Besides, I was beginning to feel a little odd.

            Lest what follows strike the reader only as burlesque, allow me to produce empirical statistics that should be recorded to serve as an object lesson to the logic-challenged of future generations.

            Statistic One: The difference between wanting another marshmallow and beginning to think you have had all you want is approximately five marshmallows.

            Statistic Two: The difference between thinking you have had all the marshmallows you want and not really wishing to eat anymore is approximately four marshmallows.

            Statistic Three: The difference between not really wishing to eat any more marshmallows and vomiting a white stream of projectile foam onto a fence in an alley behind a house is three marshmallows.

            Statistic Four: The length of time an eight-year old boy must sit with his head in his hand lurching with drive heaves from too many marshmallows is somewhere between ten and 15 minutes.
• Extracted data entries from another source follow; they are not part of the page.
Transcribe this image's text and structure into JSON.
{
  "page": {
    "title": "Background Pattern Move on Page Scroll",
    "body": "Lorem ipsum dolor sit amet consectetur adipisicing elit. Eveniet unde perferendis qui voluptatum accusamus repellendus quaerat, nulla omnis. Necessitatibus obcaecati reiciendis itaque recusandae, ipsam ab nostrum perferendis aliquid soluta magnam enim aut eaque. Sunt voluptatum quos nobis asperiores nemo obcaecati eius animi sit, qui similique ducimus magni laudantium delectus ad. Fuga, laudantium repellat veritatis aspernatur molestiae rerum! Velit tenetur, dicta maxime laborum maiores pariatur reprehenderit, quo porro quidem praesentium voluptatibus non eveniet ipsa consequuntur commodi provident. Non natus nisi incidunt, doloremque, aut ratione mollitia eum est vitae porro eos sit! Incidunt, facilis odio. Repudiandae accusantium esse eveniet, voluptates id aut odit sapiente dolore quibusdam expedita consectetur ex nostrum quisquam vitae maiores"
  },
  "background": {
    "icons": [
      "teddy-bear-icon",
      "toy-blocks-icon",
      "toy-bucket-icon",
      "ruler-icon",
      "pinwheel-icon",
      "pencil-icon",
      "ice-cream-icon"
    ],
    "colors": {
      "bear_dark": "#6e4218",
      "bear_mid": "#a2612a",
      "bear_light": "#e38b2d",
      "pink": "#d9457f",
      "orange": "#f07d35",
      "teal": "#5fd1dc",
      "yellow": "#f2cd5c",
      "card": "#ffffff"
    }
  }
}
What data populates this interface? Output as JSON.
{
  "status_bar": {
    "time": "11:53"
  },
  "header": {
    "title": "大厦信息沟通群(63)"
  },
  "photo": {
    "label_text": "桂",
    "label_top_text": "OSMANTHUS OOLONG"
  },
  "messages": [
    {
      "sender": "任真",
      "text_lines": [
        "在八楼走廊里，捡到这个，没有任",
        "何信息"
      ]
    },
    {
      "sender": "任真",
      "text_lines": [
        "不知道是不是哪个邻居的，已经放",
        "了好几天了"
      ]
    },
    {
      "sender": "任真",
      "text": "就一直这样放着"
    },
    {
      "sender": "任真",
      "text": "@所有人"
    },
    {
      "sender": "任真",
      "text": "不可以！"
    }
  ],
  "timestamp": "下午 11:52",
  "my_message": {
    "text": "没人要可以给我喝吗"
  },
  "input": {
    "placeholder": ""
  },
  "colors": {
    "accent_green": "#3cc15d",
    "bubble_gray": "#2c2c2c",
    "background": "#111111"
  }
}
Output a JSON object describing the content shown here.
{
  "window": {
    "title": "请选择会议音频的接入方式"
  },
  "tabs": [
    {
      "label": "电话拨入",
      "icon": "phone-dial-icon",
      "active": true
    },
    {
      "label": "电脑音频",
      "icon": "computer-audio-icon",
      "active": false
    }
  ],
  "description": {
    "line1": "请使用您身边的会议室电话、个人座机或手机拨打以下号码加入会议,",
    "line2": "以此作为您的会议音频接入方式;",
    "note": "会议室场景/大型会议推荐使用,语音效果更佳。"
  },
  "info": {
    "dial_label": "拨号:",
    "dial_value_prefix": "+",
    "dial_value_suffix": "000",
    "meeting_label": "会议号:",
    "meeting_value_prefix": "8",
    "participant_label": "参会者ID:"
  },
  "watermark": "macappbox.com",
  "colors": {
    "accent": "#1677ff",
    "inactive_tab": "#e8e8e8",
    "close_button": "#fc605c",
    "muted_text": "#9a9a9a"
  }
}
            No cars passed through the alley as I suffered, only my life, and my regrets. I hadn’t apologized to my sister for stealing her scrapbook. I hadn’t looked after my little brother properly. I hadn’t asked Nell Phillips to be my girlfriend. Heck, I hadn’t even made out a will.

            When I quit retching, I folded top of the bag of marshmallows—it still appeared to be full—and gained my feet. I used alleys to escape attention from the fancy homes and found my way back to 15th street where I placed the remainder of the bag of marshmallows in the hollow of a tree, although I knew I wouldn’t return for them. Back at school, I avoided classmates as I eased into the classroom and began the worst afternoon of my life.

            This was 60 years ago and I have never willingly eaten a marshmallow since. In fact, I become nauseated at the very thought of one, and I think of this incident often. Recently, I happened to be in my hometown to participate in more adult matters. With my business in the city completed, I drove the route of the described affair. Lakeside School stood closed and boarded. It had yielded to a mega-campus wherein they incarcerate students all day to prevent episodes such as mine.

            The neighborhood is no longer affluent. Some homes have disappeared, all that remains are slabs that look too small to have belonged to real homes. I slowed when I came to the corner where the tree stood in which I had stored the remnants of my unholy plot. All that remained was a withered stump, the rest having fallen, as have so many of my dreams, to age and reality.